The Quantum Multiple-Access Channel with Cribbing Encoders

TL;DR

This paper explores quantum multiple-access channels with cribbing encoders, introducing noisy cribbing models and deriving capacity regions, including for classical-quantum cases, highlighting the impact of entanglement and measurement on communication limits.

Contribution

It introduces a quantum MAC model with noisy cribbing, derives achievable regions, and establishes capacity bounds, extending classical concepts to quantum settings.

Findings

Achievable regions for causal and non-causal cribbing scenarios.

Regularized capacity characterization for robust cribbing.

Capacity region determination for classical-quantum MAC with perfect cribbing.

Abstract

Communication over a quantum multiple-access channel (MAC) with cribbing encoders is considered, whereby Transmitter 2 performs a measurement on a system that is entangled with Transmitter 1. Based on the no-cloning theorem, perfect cribbing is impossible.

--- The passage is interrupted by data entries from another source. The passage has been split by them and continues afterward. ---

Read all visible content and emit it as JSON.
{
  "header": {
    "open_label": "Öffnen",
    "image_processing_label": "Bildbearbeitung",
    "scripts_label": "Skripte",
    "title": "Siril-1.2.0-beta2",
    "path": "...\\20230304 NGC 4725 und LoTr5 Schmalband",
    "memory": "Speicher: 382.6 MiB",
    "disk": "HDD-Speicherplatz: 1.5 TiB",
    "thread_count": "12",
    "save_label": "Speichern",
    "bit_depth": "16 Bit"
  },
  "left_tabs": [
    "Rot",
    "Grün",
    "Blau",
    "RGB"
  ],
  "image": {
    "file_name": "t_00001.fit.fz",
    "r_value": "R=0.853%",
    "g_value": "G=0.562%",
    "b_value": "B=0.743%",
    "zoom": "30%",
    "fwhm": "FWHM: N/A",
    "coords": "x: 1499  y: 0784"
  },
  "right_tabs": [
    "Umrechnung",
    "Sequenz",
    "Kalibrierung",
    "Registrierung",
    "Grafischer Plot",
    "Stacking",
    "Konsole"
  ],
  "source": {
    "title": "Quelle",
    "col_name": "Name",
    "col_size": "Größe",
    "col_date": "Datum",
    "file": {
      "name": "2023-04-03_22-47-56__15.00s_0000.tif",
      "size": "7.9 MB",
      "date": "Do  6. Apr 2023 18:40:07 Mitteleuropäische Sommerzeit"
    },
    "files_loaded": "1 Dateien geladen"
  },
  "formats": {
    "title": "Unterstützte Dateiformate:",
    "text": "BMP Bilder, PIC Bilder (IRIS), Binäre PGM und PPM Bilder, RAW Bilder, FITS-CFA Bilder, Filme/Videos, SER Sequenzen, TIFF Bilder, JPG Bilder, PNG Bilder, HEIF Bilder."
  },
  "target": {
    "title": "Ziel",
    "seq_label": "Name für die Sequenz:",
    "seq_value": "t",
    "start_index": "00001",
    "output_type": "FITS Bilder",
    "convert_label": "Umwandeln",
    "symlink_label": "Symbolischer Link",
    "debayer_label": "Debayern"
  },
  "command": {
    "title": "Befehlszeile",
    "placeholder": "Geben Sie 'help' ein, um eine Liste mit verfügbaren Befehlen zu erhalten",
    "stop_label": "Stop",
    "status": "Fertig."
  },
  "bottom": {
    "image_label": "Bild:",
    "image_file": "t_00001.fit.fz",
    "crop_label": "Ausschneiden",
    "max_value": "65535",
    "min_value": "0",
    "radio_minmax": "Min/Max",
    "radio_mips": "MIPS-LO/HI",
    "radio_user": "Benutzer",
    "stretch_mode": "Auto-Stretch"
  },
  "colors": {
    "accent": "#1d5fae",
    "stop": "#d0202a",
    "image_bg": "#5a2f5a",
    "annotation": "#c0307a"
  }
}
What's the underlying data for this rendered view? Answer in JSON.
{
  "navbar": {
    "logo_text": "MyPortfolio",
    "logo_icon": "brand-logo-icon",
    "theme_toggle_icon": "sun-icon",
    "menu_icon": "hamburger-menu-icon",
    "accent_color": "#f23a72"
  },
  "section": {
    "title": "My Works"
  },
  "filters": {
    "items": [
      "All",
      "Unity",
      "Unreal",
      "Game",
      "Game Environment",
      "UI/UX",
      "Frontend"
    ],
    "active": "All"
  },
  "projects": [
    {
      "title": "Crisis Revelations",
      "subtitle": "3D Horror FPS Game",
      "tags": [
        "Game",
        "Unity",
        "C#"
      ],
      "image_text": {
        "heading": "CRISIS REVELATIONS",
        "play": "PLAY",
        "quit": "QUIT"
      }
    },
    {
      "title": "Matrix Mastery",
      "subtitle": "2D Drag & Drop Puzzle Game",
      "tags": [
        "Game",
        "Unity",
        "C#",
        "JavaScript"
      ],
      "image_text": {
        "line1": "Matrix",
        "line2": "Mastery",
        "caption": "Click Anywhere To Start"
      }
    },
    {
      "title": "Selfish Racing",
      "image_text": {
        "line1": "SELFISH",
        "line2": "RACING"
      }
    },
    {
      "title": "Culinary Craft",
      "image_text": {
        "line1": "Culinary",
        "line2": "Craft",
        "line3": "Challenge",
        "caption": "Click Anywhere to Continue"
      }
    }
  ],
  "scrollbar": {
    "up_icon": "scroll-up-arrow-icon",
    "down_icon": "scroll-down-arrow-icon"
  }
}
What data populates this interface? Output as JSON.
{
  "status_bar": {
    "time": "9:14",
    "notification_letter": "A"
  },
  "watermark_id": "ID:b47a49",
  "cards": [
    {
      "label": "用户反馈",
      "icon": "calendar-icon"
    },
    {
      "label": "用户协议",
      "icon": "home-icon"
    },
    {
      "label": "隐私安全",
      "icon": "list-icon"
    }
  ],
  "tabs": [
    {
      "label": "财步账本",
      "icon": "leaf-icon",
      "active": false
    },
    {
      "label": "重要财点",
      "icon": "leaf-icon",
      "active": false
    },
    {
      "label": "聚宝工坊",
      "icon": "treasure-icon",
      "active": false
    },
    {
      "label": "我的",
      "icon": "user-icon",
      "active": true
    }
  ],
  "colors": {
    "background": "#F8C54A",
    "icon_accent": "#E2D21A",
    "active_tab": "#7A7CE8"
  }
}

This leads to the introduction of a MAC model with noisy cribbing. In the causal and non-causal cribbing scenarios, Transmitter 2 performs the measurement before the input of Transmitter 1 is sent through the channel. Hence, Transmitter 2's cribbing may inflict a "state collapse" for Transmitter 1. Achievable regions are derived for each setting. Furthermore, a regularized capacity characterization is established for robust cribbing, i.e. when the cribbing system contains all the information of the channel input. Building on the analogy between the noisy cribbing model and the relay channel, a partial decode-forward region is derived for a quantum MAC with non-robust cribbing. For the classical-quantum MAC with cribbing encoders, the capacity region is determined with perfect cribbing of the classical input, and a cutset region is derived for noisy cribbing. In the special case of a classical-quantum MAC with a deterministic cribbing channel, the inner and outer bounds coincide.